Scientific classification
- Kingdom: Animalia
- Phylum: Chordata
- Class: Actinopterygii
- Division: Teleostei
- Order: Siluriformes
- Family: Malapteruridae
- Genus: Malapterurus
- Species: M. electricus
- Binomial name: Malapterurus electricus (Gmelin, 1789)
- Synonyms: Silurus electricus Gmelin, 1789;

= Malapterurus electricus =

- Authority: (Gmelin, 1789)
- Conservation status: LC
- Synonyms: Silurus electricus Gmelin, 1789

Species of fish

Malapterurus electricus is a thickset fish with six mouth barbels and a single fin on its back, just anterior to the rounded tail fin. It is brownish or grayish, irregularly spotted with black, and attains a length and weight of about 1.2 metres and 23 kg M. electricus is capable of generating and controlling the discharge of up to 450 volts of electricity. It uses its power to defend itself and to capture prey.

== Etymology ==
The genus name Malapterurus comes from Ancient Greek μαλακός (malakós) meaning "soft", πτερόν (pterón), meaning "wing", and οὐρά (ourá), meaning "tail". The specific epithet electricus is Latin for electric.

==Distribution==
In Africa, it occurs in the Nile and tropical Africa and also in Lafia in the state of Nasarawa, Nigeria; and in Lake Turkana, Lake Chad and the Senegal River basin.

==Biology==
Occurs among rock favors standing water. Active at night, feeding mainly on fish stunned by electric shocks. The electric organ, capable of discharging 300–400 V, is derived from pectoral muscle and surrounds almost the entire body. It is used both for prey capture and defense.

==Life history==
This is an Old World catfish. It is reputed that Doctors in ancient Egypt used shocks from the Electric Catfish to reduce the pain of arthritis. This trait is still used today in some areas. It also has the earliest reference of them as hieroglyphics on the walls of ancient Egyptian tombs some 5,000 years ago.

==Economy==
Malapterurus electricus is eaten as food in parts of Africa. Being a food fish, M. electricus is also encountered in the pet trade as an aquarium fish.

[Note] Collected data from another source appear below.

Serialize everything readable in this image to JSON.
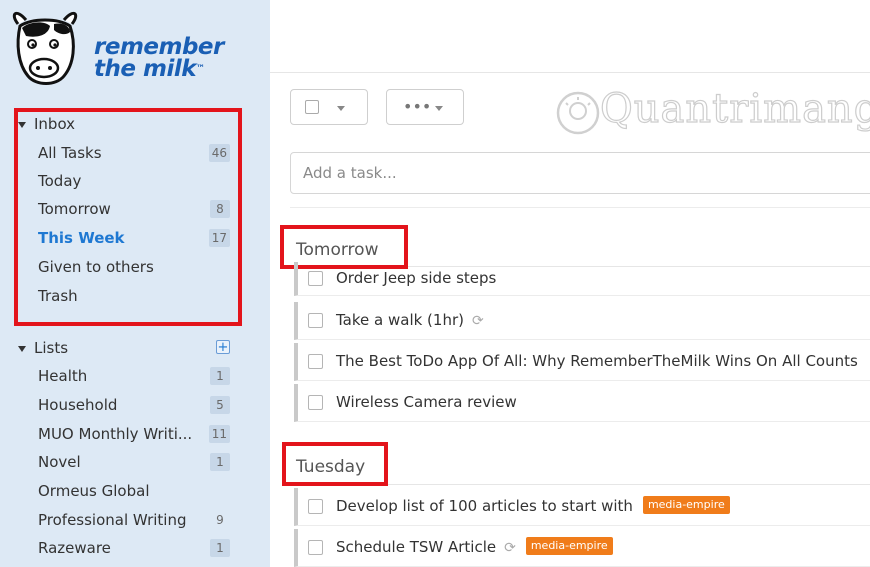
{
  "brand": {
    "line1": "remember",
    "line2": "the milk",
    "tm": "™"
  },
  "sidebar": {
    "inbox_header": "Inbox",
    "inbox_items": [
      {
        "label": "All Tasks",
        "count": "46"
      },
      {
        "label": "Today",
        "count": ""
      },
      {
        "label": "Tomorrow",
        "count": "8"
      },
      {
        "label": "This Week",
        "count": "17"
      },
      {
        "label": "Given to others",
        "count": ""
      },
      {
        "label": "Trash",
        "count": ""
      }
    ],
    "lists_header": "Lists",
    "lists_add": "+",
    "list_items": [
      {
        "label": "Health",
        "count": "1"
      },
      {
        "label": "Household",
        "count": "5"
      },
      {
        "label": "MUO Monthly Writi...",
        "count": "11"
      },
      {
        "label": "Novel",
        "count": "1"
      },
      {
        "label": "Ormeus Global",
        "count": ""
      },
      {
        "label": "Professional Writing",
        "count": "9"
      },
      {
        "label": "Razeware",
        "count": "1"
      }
    ]
  },
  "watermark": "Quantrimang",
  "add_task": {
    "placeholder": "Add a task..."
  },
  "groups": [
    {
      "title": "Tomorrow",
      "tasks": [
        {
          "text": "Order Jeep side steps",
          "recurring": false,
          "tag": ""
        },
        {
          "text": "Take a walk (1hr)",
          "recurring": true,
          "tag": ""
        },
        {
          "text": "The Best ToDo App Of All: Why RememberTheMilk Wins On All Counts",
          "recurring": false,
          "tag": ""
        },
        {
          "text": "Wireless Camera review",
          "recurring": false,
          "tag": ""
        }
      ]
    },
    {
      "title": "Tuesday",
      "tasks": [
        {
          "text": "Develop list of 100 articles to start with",
          "recurring": false,
          "tag": "media-empire"
        },
        {
          "text": "Schedule TSW Article",
          "recurring": true,
          "tag": "media-empire"
        }
      ]
    }
  ],
  "colors": {
    "highlight": "#e3141b",
    "tag": "#f07c1a",
    "active": "#1e78d2",
    "sidebar_bg": "#dde9f5"
  },
  "icons": {
    "recurring": "refresh-icon",
    "select": "checkbox-icon",
    "more": "more-dots-icon"
  }
}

The electric organs of Malapterurus have been used in studies of neuronal metabolism, axonal transport.

==Reproduction==
In their natural habitat they form pairs and lay their eggs in excavated cavities or holes. The male takes the eggs into his mouth. There have been rumours that they are mouth brooders. It is also unknown how the fry are immune to the electric shocks by the parents.

==In the aquarium==
Malapterurus electricus is sometimes encountered in aquarium supply stores. It can reach a maximum length of over 1 m in the wild, but has an average size of 12 in in the aquarium. It is quite hardy and greedily accepts most foods, although some experimentation may be required to find the best food. The only other animals that are compatible with this species are snails, which they will ignore. A minimum aquarium size of 55 USgal is required, with bogwood or pieces of PVC pipe. They are active burrowers and will often remove the gravel from under their favorite hiding spot. A minimum temperature of 75 F is necessary. It is illegal to possess any species of electric catfish for personal or commercial use in Florida.